The working method is that all features are considered in the first split, called the tree’s root, and the training data is divided into groups based on the heart. Next, the part with the lowest cost is selected.
It is not harmful to know that the binary division mechanism has a recursive and greedy approach because the formed groups can be divided into smaller groups through a simple strategy, and the algorithm has a great tendency to reduce costs. The root node is always considered the best predictor in such a situation.

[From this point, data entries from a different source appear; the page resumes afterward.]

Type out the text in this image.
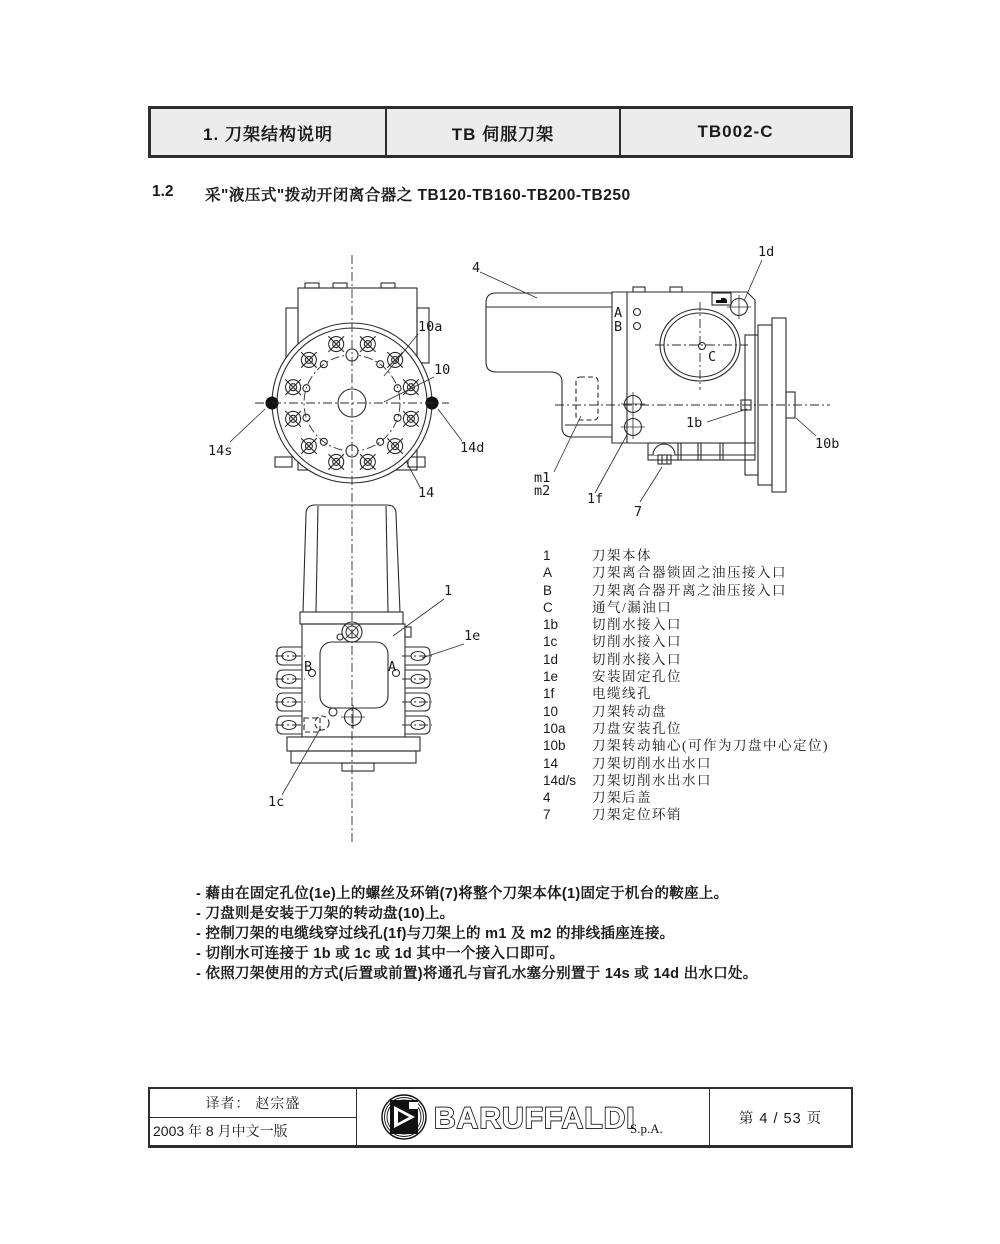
1. 刀架结构说明	TB 伺服刀架	TB002-C
1.2	采"液压式"拨动开闭离合器之 TB120-TB160-TB200-TB250
4
1d
A
B
C
1b
10b
m1
m2	1f
7
10a
10
14s	14d
14
1
1e
B	A
1c
1	刀架本体
A	刀架离合器锁固之油压接入口
B	刀架离合器开离之油压接入口
C	通气/漏油口
1b	切削水接入口
1c	切削水接入口
1d	切削水接入口
1e	安装固定孔位
1f	电缆线孔
10	刀架转动盘
10a	刀盘安装孔位
10b	刀架转动轴心(可作为刀盘中心定位)
14	刀架切削水出水口
14d/s	刀架切削水出水口
4	刀架后盖
7	刀架定位环销
- 藉由在固定孔位(1e)上的螺丝及环销(7)将整个刀架本体(1)固定于机台的鞍座上。
- 刀盘则是安装于刀架的转动盘(10)上。
- 控制刀架的电缆线穿过线孔(1f)与刀架上的 m1 及 m2 的排线插座连接。
- 切削水可连接于 1b 或 1c 或 1d 其中一个接入口即可。
- 依照刀架使用的方式(后置或前置)将通孔与盲孔水塞分别置于 14s 或 14d 出水口处。
译者： 赵宗盛
2003 年 8 月中文一版	BARUFFALDI
S.p.A.
第 4 / 53 页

How is the split fee calculated?
Cost function plays a vital role in classification and regression problems. In both cases, the cost function tries to find homogeneous branches or branches with groups of features with similar results. The cost function formula related to regression problems is as follows:
Regression: sum(y — prediction)²
For example, suppose we want to predict housing prices. In this case, the decision tree starts the segmentation process by considering the features defined in the training data so that the average results of a particular group’s training data input are considered a prediction criterion for that group.

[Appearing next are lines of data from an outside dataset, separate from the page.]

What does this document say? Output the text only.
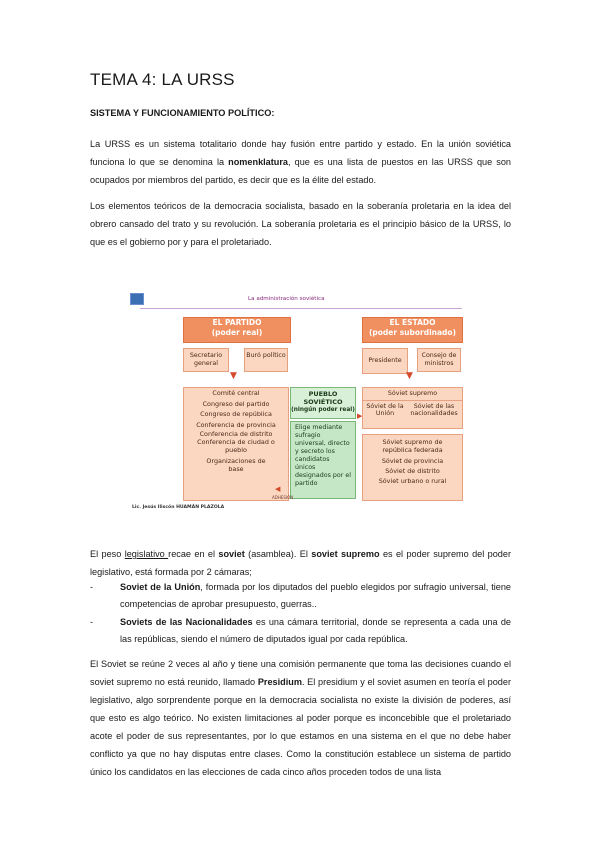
TEMA 4: LA URSS
SISTEMA Y FUNCIONAMIENTO POLÍTICO:
La URSS es un sistema totalitario donde hay fusión entre partido y estado. En la unión soviética funciona lo que se denomina la nomenklatura, que es una lista de puestos en las URSS que son ocupados por miembros del partido, es decir que es la élite del estado.
Los elementos teóricos de la democracia socialista, basado en la soberanía proletaria en la idea del obrero cansado del trato y su revolución. La soberanía proletaria es el principio básico de la URSS, lo que es el gobierno por y para el proletariado.
La administración soviética
EL PARTIDO
(poder real)
Secretario general
Buró político
▼
Comité central
Congreso del partido
Congreso de república
Conferencia de provincia
Conferencia de distrito
Conferencia de ciudad o pueblo
Organizaciones de base
PUEBLO SOVIÉTICO
(ningún poder real)
Elige mediante sufragio universal, directo y secreto los candidatos únicos designados por el partido
◀
ADHESIÓN
▶
EL ESTADO
(poder subordinado)
Presidente
Consejo de ministros
▼
Sóviet supremo
Sóviet de la Unión
Sóviet de las nacionalidades
Sóviet supremo de república federada
Sóviet de provincia
Sóviet de distrito
Sóviet urbano o rural
Lic. Jesús Iliscón HUAMÁN PLAZOLA
El peso legislativo recae en el soviet (asamblea). El soviet supremo es el poder supremo del poder legislativo, está formada por 2 cámaras;
-	Soviet de la Unión, formada por los diputados del pueblo elegidos por sufragio universal, tiene competencias de aprobar presupuesto, guerras..
-	Soviets de las Nacionalidades es una cámara territorial, donde se representa a cada una de las repúblicas, siendo el número de diputados igual por cada república.
El Soviet se reúne 2 veces al año y tiene una comisión permanente que toma las decisiones cuando el soviet supremo no está reunido, llamado Presidium. El presidium y el soviet asumen en teoría el poder legislativo, algo sorprendente porque en la democracia socialista no existe la división de poderes, así que esto es algo teórico. No existen limitaciones al poder porque es inconcebible que el proletariado acote el poder de sus representantes, por lo que estamos en una sistema en el que no debe haber conflicto ya que no hay disputas entre clases. Como la constitución establece un sistema de partido único los candidatos en las elecciones de cada cinco años proceden todos de una lista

In this case, the above function is considered for all data points to find suitable candidates. Next, the branch that has the lowest cost is selected. Machine learning experts use the following formula in classification problems:
Classification : G = sum(pk * (1 — pk))
Here, a measure called the Gini Score is used, which shows how suitable a division is by combining the answers and results of the classes in the groups created by the division. In the formula above, the variable pk represents the value of the entries of the same category. Here, a pure class is created when a group contains all the access to the course. Here, pk is zero or one, and G is zero.
last word
By reading this article, we come to an important question, why are decision trees used? There are various algorithms in machine learning; therefore, choosing the best algorithm for the data set is a serious challenge.
If the model you plan to design is developed based on a low-performance algorithm, the model may process information slowly or provide many wrong results. For this reason, we use decision trees. In general, decision trees are chosen for two reasons:
- Decision trees often mimic human thinking in making decisions, so they are easy to understand.
- I understand the logic behind decision trees because they have the same structure as real trees.